I am trying to AVERAGE 6 different fields on a DataTable, but without grouping. Just the AVERAGE. I have found a couple of examples in C#, but can't find any examples for how to do this in VB. Can someone please help me convert the syntax?

Here is what I have so far:

Dim query = From dtRow In dtIn.AsEnumerable _
                Where dtRow.Field(Of String)("FOLLOWUP") = "Alert" _
                Select New With { _
                    .Brand_Functional_Avg = XXX.Average(Function(f) f("Brand_Functional")), _
                    .Brand_Personal_Avg = XXX.Average(Function(f) f("Brand_Personal")) _
        }

What should I use for XXX? I tried all of the options that I could think of and nothing is compiling.

Trust me, if I could write this in C#, I would, but the project requires VB.

A: 

If you're trying to find the average, you shouldn't be using a select to start with - that's going to create a new result for each row, whereas you want just two results for the whole table. I suggest you do something like:

Dim filtered = From dtRow in dtIn.AsEnumerable _
               Where dtRow.Field(Of String)("FOLLOWUP") = "Alert"

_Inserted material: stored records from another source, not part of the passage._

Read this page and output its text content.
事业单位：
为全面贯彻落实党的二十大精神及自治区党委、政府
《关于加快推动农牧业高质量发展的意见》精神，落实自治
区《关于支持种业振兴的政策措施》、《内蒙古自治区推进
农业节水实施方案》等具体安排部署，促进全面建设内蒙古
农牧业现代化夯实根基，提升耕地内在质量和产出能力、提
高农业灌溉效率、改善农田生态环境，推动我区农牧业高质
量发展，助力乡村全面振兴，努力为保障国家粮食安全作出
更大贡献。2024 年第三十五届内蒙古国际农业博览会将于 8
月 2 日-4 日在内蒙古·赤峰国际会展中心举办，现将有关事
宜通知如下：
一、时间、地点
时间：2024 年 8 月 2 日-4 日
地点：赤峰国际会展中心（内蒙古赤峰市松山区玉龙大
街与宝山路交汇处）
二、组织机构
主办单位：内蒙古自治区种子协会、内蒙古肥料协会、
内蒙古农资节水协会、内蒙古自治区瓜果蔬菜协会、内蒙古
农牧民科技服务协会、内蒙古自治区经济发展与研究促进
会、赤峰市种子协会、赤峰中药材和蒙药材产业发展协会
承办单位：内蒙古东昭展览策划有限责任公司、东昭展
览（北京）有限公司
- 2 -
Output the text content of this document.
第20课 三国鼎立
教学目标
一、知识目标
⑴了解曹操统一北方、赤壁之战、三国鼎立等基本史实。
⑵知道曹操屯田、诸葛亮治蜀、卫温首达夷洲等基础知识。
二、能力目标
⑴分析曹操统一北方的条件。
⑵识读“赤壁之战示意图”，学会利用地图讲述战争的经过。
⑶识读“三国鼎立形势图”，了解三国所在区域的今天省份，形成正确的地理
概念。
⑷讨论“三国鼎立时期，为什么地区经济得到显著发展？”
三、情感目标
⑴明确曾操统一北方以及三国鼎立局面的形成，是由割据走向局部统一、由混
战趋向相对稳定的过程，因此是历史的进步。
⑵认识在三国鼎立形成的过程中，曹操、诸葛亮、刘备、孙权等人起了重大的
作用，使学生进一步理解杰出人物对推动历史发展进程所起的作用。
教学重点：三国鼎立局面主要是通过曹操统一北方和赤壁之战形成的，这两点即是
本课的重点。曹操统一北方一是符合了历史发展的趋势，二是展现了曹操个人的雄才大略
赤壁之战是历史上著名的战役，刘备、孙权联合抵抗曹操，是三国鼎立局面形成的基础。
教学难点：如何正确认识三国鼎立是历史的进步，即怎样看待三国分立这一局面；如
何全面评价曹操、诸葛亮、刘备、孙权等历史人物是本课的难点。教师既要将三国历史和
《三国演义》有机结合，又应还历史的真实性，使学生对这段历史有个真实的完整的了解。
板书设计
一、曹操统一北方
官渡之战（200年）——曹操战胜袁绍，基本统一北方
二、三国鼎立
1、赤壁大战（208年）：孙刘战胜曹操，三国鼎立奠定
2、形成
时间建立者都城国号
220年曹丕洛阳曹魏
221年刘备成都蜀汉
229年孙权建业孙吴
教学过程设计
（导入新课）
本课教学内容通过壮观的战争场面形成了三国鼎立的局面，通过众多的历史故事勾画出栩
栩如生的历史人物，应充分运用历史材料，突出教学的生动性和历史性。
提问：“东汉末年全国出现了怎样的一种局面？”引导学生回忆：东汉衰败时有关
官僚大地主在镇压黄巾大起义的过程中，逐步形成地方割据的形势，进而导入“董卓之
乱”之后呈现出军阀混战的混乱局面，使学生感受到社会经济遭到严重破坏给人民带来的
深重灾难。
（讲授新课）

Dim functionalAvg = filtered.Average(Function(f) f("Brand_Functional"))
Dim personalAvg = filtered.Average(Function(f) f("Brand_Personal"))
Jon Skeet
That's what I am doing right now. But I have at least 6 fields to process, maybe more, and was looking for a way to do it in one pass. Is it more efficient to do it in one pass or to call the Average function 6-10 times?
Chris Chubb
LINQ to Objects doesn't really provide a simple way of calculating multiple aggregates in a single pass. If the filter is going to remove a lot of rows, you could call `ToList` on the initial query to compute the results of that once, then iterate over that list 6 times. That's probably the simplest way - I'd try that first and see if it performs well enough for you before going for more complex options.